I have spent some time researching the attitudes of SME on applying internet in a business growth strategy. SME’s actually do not use much of the Internet for advertising or to establish new distribution channels.
However, SME’s do recognize the importance of the internet in their business strategy to benefit from growth opportunities it presents. In fact SME’s consider the Internet as a vital contributor for business performance but do not apply resources to this area if; from one side, they don’t have or need a growth strategy or from the other, the value of the internet is not vividly apparent to them.
If a SME business owner has a value perception of the internet, adoption of an internet strategy is never far off even though there is no actual planned business growth strategy.
It could be that these firms see outside pressure from competition using the internet, another could be that the company owner just has a very good knowledge of the IT opportunities.
However with most SME who don’t have a planned growth strategy, the value perception of the internet is generally very low, there is usually no internal IT knowledge and perhaps they can’t see any competitive pressure.
If you will allow yourself to take a step back and look at technology adoption rates from the perspective of a SME business owner we may conclude that a change in attitude to business growth is needed and not necessarily a change in the perception of the internet as a business driver.
Show me the money
Why we ask ourselves are advertisers sceptical about online advertising and yet they will place an expensive ad in the paper without giving it a moments thought?
In my view its because the value is not transparent to all of us. I do not question the fact that my ad in the Sunday Times will be viewed by millions of readers. I read the Sunday Times, I can see my ad, my neighbour will too because I know he reads the Times front to back on Sunday afternoon. Somehow advertisers perceive the value of online advertising differently than offline advertising.
Let me be the devil’s advocate a moment by stating:. If you can’t visually illustrate ad performance, don’t bother selling it!
This may sound preposterous to an experienced online marketer. Think of all the wealth of tracking tools, analysis and performance stats I can provide to my advertiser, the possibilities to track ROI have never been finer!
All true, good arguments, but I’ll buy your ad because I know it pays off. You are telling me it will pay off and your statistics tell me this but I still have a problem visualizing the ad you are trying to sell me, I don’t even know these websites you want to place my ad on. On top of that he is thinking your pitch sounds pretty complicated. “I’m sorry we just aren’t quite ready for this right now and besides we don’t really have the budget.”
Turn around Adrank
So if we need to put the money where our mouth is, we should perhaps come up with a significantly simplified way to help advertisers visualize the ROI of online advertising.
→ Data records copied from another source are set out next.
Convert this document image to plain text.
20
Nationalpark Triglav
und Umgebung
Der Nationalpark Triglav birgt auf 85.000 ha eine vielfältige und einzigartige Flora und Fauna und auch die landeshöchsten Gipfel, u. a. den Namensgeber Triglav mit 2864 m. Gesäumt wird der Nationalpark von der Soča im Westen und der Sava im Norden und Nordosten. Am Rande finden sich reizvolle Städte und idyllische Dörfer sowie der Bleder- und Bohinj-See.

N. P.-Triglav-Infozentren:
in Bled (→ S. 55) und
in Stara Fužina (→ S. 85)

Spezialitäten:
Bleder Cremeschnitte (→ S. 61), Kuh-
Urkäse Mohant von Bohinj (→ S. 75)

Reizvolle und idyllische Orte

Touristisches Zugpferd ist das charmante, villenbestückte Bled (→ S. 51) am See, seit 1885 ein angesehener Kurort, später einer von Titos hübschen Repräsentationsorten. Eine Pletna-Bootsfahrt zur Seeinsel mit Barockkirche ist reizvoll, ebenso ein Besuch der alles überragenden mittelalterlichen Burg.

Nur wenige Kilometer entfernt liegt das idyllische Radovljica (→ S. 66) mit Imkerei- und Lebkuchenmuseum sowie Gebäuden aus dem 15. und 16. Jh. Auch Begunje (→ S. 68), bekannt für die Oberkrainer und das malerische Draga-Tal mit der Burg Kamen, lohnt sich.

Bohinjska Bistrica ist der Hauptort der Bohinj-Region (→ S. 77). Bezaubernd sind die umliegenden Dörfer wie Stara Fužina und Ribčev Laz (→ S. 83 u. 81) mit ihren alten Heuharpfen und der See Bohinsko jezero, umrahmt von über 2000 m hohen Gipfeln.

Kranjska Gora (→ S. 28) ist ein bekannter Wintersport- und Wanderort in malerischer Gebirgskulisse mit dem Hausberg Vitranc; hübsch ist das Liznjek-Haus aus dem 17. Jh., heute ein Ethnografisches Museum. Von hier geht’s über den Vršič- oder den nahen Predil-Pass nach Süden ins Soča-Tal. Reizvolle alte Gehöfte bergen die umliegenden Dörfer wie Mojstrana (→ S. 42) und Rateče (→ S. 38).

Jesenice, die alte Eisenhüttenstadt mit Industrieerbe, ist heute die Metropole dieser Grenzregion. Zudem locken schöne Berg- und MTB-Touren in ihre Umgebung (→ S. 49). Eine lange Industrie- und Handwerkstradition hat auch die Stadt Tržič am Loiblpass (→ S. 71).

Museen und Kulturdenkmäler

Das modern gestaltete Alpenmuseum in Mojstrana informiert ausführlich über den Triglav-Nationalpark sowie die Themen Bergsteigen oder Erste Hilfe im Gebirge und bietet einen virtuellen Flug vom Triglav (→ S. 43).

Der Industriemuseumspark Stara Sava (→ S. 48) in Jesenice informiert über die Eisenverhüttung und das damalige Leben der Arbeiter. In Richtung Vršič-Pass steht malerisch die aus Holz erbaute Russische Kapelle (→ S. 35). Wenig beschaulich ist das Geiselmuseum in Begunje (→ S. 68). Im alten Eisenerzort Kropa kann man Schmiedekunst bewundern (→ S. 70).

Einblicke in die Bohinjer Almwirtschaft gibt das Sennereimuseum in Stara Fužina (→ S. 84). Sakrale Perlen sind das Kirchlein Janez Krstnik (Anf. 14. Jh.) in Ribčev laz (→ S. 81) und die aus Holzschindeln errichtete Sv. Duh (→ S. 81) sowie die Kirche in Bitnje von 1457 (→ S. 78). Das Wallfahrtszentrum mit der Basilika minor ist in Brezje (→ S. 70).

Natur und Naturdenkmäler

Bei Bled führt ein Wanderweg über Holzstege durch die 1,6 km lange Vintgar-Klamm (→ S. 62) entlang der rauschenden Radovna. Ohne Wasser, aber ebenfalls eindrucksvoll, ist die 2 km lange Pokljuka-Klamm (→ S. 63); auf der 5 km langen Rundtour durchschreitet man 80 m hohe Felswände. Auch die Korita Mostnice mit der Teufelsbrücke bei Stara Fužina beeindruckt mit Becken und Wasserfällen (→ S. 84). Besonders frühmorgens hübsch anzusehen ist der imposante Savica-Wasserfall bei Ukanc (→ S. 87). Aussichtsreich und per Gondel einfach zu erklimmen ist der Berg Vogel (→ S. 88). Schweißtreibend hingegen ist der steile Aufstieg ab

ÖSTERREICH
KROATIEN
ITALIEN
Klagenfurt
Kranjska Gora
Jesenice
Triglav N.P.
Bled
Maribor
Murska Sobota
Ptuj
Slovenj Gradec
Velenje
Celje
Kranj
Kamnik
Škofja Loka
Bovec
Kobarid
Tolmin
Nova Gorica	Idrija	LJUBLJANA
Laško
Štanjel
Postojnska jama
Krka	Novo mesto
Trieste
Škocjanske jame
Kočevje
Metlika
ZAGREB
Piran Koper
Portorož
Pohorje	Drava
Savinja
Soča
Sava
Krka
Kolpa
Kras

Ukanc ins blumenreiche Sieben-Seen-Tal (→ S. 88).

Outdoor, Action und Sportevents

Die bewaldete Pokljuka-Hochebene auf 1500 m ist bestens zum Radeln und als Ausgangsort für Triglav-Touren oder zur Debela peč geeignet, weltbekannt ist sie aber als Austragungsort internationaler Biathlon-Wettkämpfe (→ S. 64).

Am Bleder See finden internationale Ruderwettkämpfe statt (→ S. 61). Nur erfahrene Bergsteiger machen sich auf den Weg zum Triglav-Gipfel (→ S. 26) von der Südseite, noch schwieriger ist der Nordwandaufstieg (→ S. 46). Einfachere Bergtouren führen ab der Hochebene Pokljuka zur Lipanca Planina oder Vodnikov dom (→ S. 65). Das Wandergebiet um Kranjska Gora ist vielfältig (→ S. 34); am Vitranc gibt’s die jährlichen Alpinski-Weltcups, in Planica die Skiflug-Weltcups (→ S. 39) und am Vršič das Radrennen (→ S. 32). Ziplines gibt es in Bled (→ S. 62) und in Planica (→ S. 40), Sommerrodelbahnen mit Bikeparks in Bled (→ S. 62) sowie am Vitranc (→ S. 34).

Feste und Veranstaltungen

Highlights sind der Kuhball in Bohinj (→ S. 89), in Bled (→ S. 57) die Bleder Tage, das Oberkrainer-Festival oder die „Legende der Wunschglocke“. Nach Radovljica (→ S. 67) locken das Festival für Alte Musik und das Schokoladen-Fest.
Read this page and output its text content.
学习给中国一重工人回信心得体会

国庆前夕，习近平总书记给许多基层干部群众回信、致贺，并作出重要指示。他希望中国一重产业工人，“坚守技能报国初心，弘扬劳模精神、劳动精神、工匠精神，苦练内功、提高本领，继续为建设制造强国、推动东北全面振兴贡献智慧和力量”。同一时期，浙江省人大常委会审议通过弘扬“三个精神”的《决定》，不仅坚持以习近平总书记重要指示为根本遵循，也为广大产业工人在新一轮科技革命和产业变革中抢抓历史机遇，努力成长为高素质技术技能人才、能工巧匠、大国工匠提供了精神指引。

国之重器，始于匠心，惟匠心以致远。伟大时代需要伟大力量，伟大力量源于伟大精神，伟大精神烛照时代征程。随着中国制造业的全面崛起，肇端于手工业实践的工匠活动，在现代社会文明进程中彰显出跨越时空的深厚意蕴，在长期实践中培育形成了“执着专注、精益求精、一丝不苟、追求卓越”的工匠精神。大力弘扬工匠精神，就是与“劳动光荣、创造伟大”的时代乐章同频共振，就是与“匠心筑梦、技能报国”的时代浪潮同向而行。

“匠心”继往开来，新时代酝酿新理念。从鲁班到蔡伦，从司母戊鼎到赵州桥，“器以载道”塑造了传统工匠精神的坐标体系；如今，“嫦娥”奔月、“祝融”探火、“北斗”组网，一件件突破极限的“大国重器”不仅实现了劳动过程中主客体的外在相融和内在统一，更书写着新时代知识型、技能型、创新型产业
What if we illustrate the return of ads by offering advertising conversion scores directly on the ads themselves and outside of any kind of Google AdRank. Current advertisers benefit by knowing if adjusting their creative format, copy or adblock will increase conversions for them but I’ve already made the decision to use Adwords by then. Potential advertisers should also be able to see how online ads generate leads before their very eyes and it makes the whole AdRank system much more transparent at the same time. No need to get out the case studies and analytic demo kit, get out of the hard sell business and back stuck into the relationship business.